By JOSH FRIEDMAN
Former California State University Chancellor Joseph Castro, who resigned amid outcry over his handling of sexual harassment allegations against another administrator, is expected to begin teaching at Cal Poly next spring. [Mustang News]
Castro, who plans to exercise his retreat rights to Cal Poly’s Orfaela College of Business, allegedly mishandled years of sexual harassment, bullying and retaliation complaints against former Fresno State administrator Frank Lamas. The allegations sparked outcry from students, faculty and lawmakers.
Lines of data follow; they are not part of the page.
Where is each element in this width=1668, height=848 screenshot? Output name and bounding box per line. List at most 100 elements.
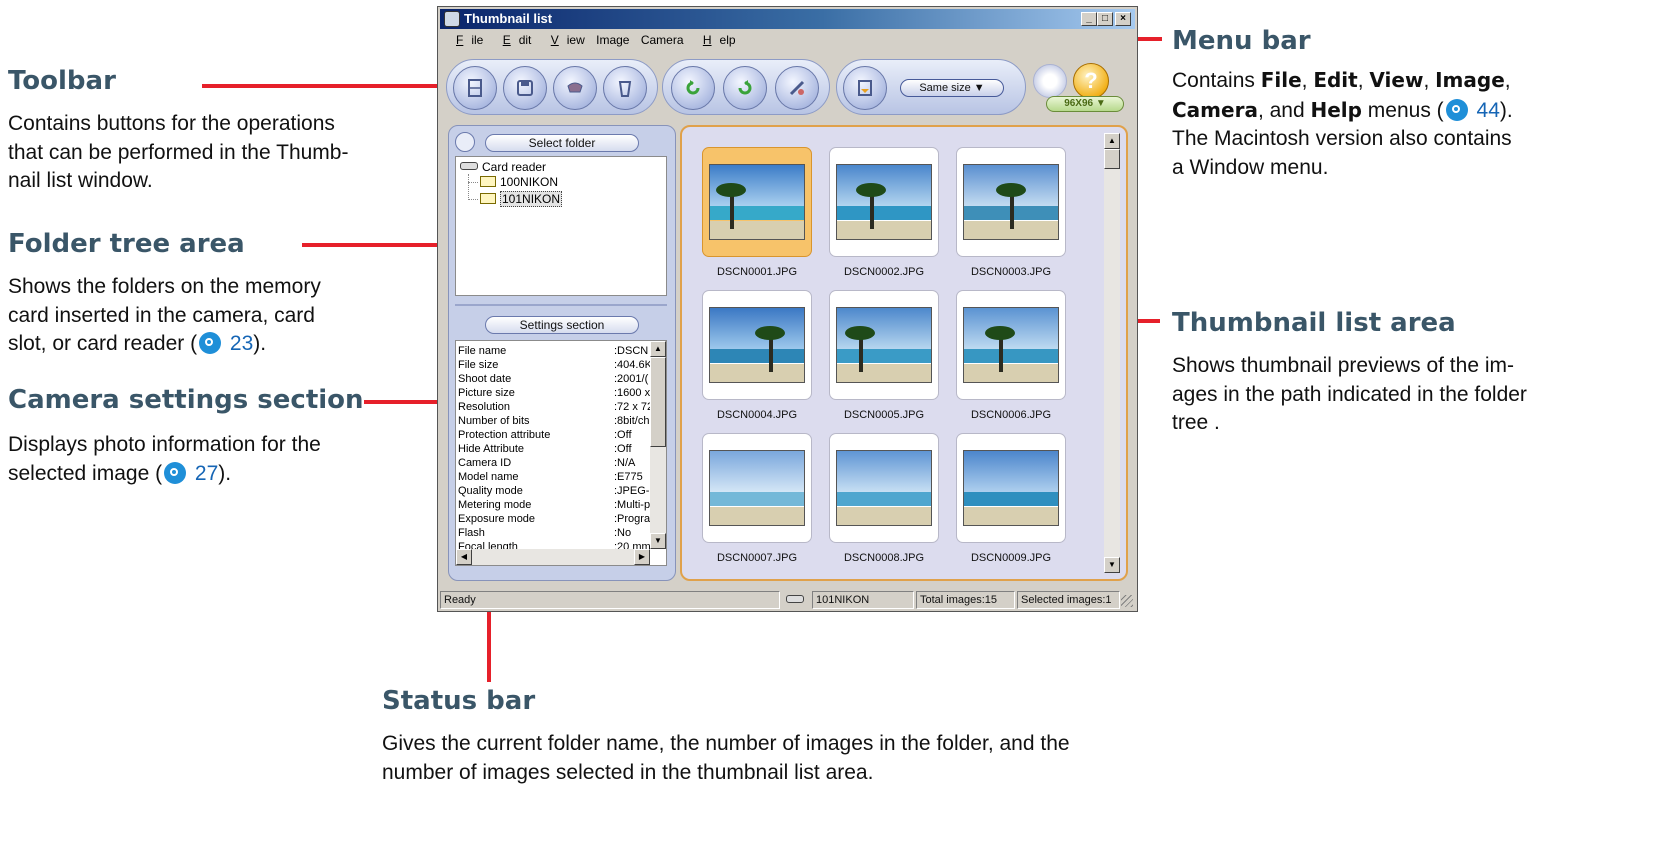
- reference-icon[interactable]: [1445, 98, 1468, 121]
- status-bar-leader-line: [487, 606, 491, 682]
- camera-icon: [567, 82, 583, 93]
- thumbnail-filename: DSCN0004.JPG: [716, 409, 798, 421]
- setting-value: :JPEG-: [614, 485, 650, 497]
- thumbnail-item[interactable]: [829, 147, 939, 257]
- page-ref-44[interactable]: 44: [1477, 99, 1500, 122]
- setting-label: File name: [458, 345, 507, 357]
- menu-image[interactable]: Image: [596, 33, 629, 47]
- folder-tree-leader-line: [302, 243, 456, 247]
- status-bar-callout-title: Status bar: [382, 686, 536, 716]
- transfer-icon: [858, 80, 872, 96]
- thumbnail-filename: DSCN0003.JPG: [970, 266, 1052, 278]
- camera-button[interactable]: [553, 66, 597, 110]
- title-bar[interactable]: Thumbnail list _ □ ×: [440, 9, 1135, 29]
- minimize-button[interactable]: _: [1081, 12, 1097, 26]
- setting-value: :Progra: [614, 513, 650, 525]
- reference-icon[interactable]: [199, 332, 222, 354]
- thumbnail-item[interactable]: [702, 290, 812, 400]
- page-ref-27[interactable]: 27: [195, 462, 218, 485]
- setting-value: :E775: [614, 471, 643, 483]
- settings-row: Resolution:72 x 72: [458, 400, 650, 414]
- setting-value: :2001/(: [614, 373, 649, 385]
- status-bar: Ready 101NIKON Total images:15 Selected …: [440, 591, 1135, 609]
- scroll-thumb[interactable]: [650, 357, 666, 447]
- menu-camera[interactable]: Camera: [641, 33, 684, 47]
- tree-item-card-reader[interactable]: Card reader: [460, 160, 546, 175]
- menu-bar-callout-text: Contains File, Edit, View, Image, Camera…: [1172, 68, 1513, 179]
- settings-section-button[interactable]: Settings section: [485, 316, 639, 334]
- camera-settings-callout-title: Camera settings section: [8, 385, 364, 415]
- maximize-button[interactable]: □: [1097, 12, 1113, 26]
- select-folder-icon[interactable]: [455, 132, 475, 152]
- app-icon[interactable]: [444, 11, 460, 27]
- settings-row: File name:DSCN: [458, 344, 650, 358]
- thumbnail-filename: DSCN0007.JPG: [716, 552, 798, 564]
- tree-item-101nikon[interactable]: 101NIKON: [480, 191, 563, 207]
- scroll-left-button[interactable]: ◀: [456, 549, 472, 565]
- thumbnail-item[interactable]: [956, 433, 1066, 543]
- settings-horizontal-scrollbar[interactable]: ◀ ▶: [456, 549, 650, 565]
- toolbar-callout-text: Contains buttons for the operations that…: [8, 112, 349, 192]
- setting-label: File size: [458, 359, 499, 371]
- rotate-left-button[interactable]: [671, 66, 715, 110]
- thumbnail-item[interactable]: [702, 433, 812, 543]
- scroll-up-button[interactable]: ▲: [1104, 133, 1120, 149]
- thumbnail-image: [836, 307, 932, 383]
- setting-label: Quality mode: [458, 485, 523, 497]
- transfer-button[interactable]: [843, 66, 887, 110]
- thumbnail-filename: DSCN0005.JPG: [843, 409, 925, 421]
- scroll-up-button[interactable]: ▲: [650, 341, 666, 357]
- save-button[interactable]: [503, 66, 547, 110]
- camera-settings-callout-text: Displays photo information for the selec…: [8, 433, 321, 485]
- setting-value: :N/A: [614, 457, 636, 469]
- thumbnail-item[interactable]: [829, 433, 939, 543]
- pane-divider[interactable]: [455, 304, 667, 306]
- thumbnail-item[interactable]: [829, 290, 939, 400]
- tree-item-100nikon[interactable]: 100NIKON: [480, 175, 558, 190]
- setting-label: Hide Attribute: [458, 443, 525, 455]
- scroll-down-button[interactable]: ▼: [650, 533, 666, 549]
- tools-icon: [789, 80, 805, 96]
- settings-row: Number of bits:8bit/ch: [458, 414, 650, 428]
- setting-label: Protection attribute: [458, 429, 551, 441]
- folder-tree: Card reader 100NIKON 101NIKON: [455, 156, 667, 296]
- scroll-thumb[interactable]: [1104, 149, 1120, 169]
- card-reader-icon: [783, 591, 809, 609]
- help-button[interactable]: ?: [1073, 63, 1109, 99]
- display-size-select[interactable]: Same size ▼: [900, 79, 1004, 97]
- thumbnail-filename: DSCN0006.JPG: [970, 409, 1052, 421]
- menu-help[interactable]: Help: [695, 33, 736, 47]
- toolbar: Same size ▼ ? 96X96 ▼: [446, 59, 1128, 117]
- thumbnail-vertical-scrollbar[interactable]: ▲ ▼: [1104, 133, 1120, 573]
- open-button[interactable]: [453, 66, 497, 110]
- thumbnail-list-window: Thumbnail list _ □ × File Edit View Imag…: [437, 6, 1138, 612]
- settings-row: Exposure mode:Progra: [458, 512, 650, 526]
- thumbnail-item[interactable]: [956, 147, 1066, 257]
- setting-label: Picture size: [458, 387, 515, 399]
- settings-row: Shoot date:2001/(: [458, 372, 650, 386]
- menu-file[interactable]: File: [448, 33, 483, 47]
- settings-vertical-scrollbar[interactable]: ▲ ▼: [650, 341, 666, 549]
- folder-tree-callout-text: Shows the folders on the memory card ins…: [8, 275, 321, 355]
- view-options-group: Same size ▼: [836, 59, 1026, 115]
- menu-view[interactable]: View: [543, 33, 585, 47]
- status-bar-callout-text: Gives the current folder name, the numbe…: [382, 732, 1070, 784]
- setting-value: :Off: [614, 429, 632, 441]
- resize-grip[interactable]: [1121, 595, 1133, 607]
- thumbnail-image: [836, 164, 932, 240]
- thumbnail-size-select[interactable]: 96X96 ▼: [1046, 96, 1124, 112]
- reference-icon[interactable]: [164, 461, 187, 484]
- select-folder-button[interactable]: Select folder: [485, 134, 639, 152]
- thumbnail-item[interactable]: [702, 147, 812, 257]
- thumbnail-item[interactable]: [956, 290, 1066, 400]
- toolbar-callout-title: Toolbar: [8, 66, 116, 96]
- setting-label: Resolution: [458, 401, 510, 413]
- close-button[interactable]: ×: [1115, 12, 1131, 26]
- scroll-right-button[interactable]: ▶: [634, 549, 650, 565]
- page-ref-23[interactable]: 23: [230, 332, 253, 355]
- menu-edit[interactable]: Edit: [495, 33, 532, 47]
- tools-button[interactable]: [775, 66, 819, 110]
- scroll-down-button[interactable]: ▼: [1104, 557, 1120, 573]
- rotate-right-button[interactable]: [723, 66, 767, 110]
- delete-button[interactable]: [603, 66, 647, 110]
The former CSU chancellor, who previously served as Fresno State’s president, repeatedly chose not to discipline Lamas, despite the Central Valley university receiving at least a dozen sexual harassment, bullying and retaliation complaints against him over a period of six years. Castro knew of at least seven of the complaints, yet he praised Lamas publicly, wrote him glowing performance evaluations and endorsed him for a prestigious lifetime award that the administrator ended up winning.
After Fresno State launched a Title IX investigation into Lamas, Castro chose to settle the matter without disciplinary action. In an Aug. 2020 settlement, Castro authorized a $260,000 payment from Fresno State to Lamas, along with a clean record in exchange for Lamas’s retirement. Though the settlement banned Lamas from working for the CSU system again, Castro agreed to write him a letter of recommendation to help him find work elsewhere.
Ultimately, Castro resigned as CSU chancellor in Feb. 2022.
The ex-chancellor is expected to be reinstated as a CSU employee on Feb. 18, 2023. He will then begin a full teaching assignment in April. Castro will teach leadership and public policy in the College of Business’s management, human resources and information systems concentration.
Castro’s retreat rights to Cal Poly were established in Sept. 2020 in accordance with the standard process of naming a new CSU chancellor. Cal Poly is mandated to grant the faculty position to Castro, university spokesman Matt Lazier said.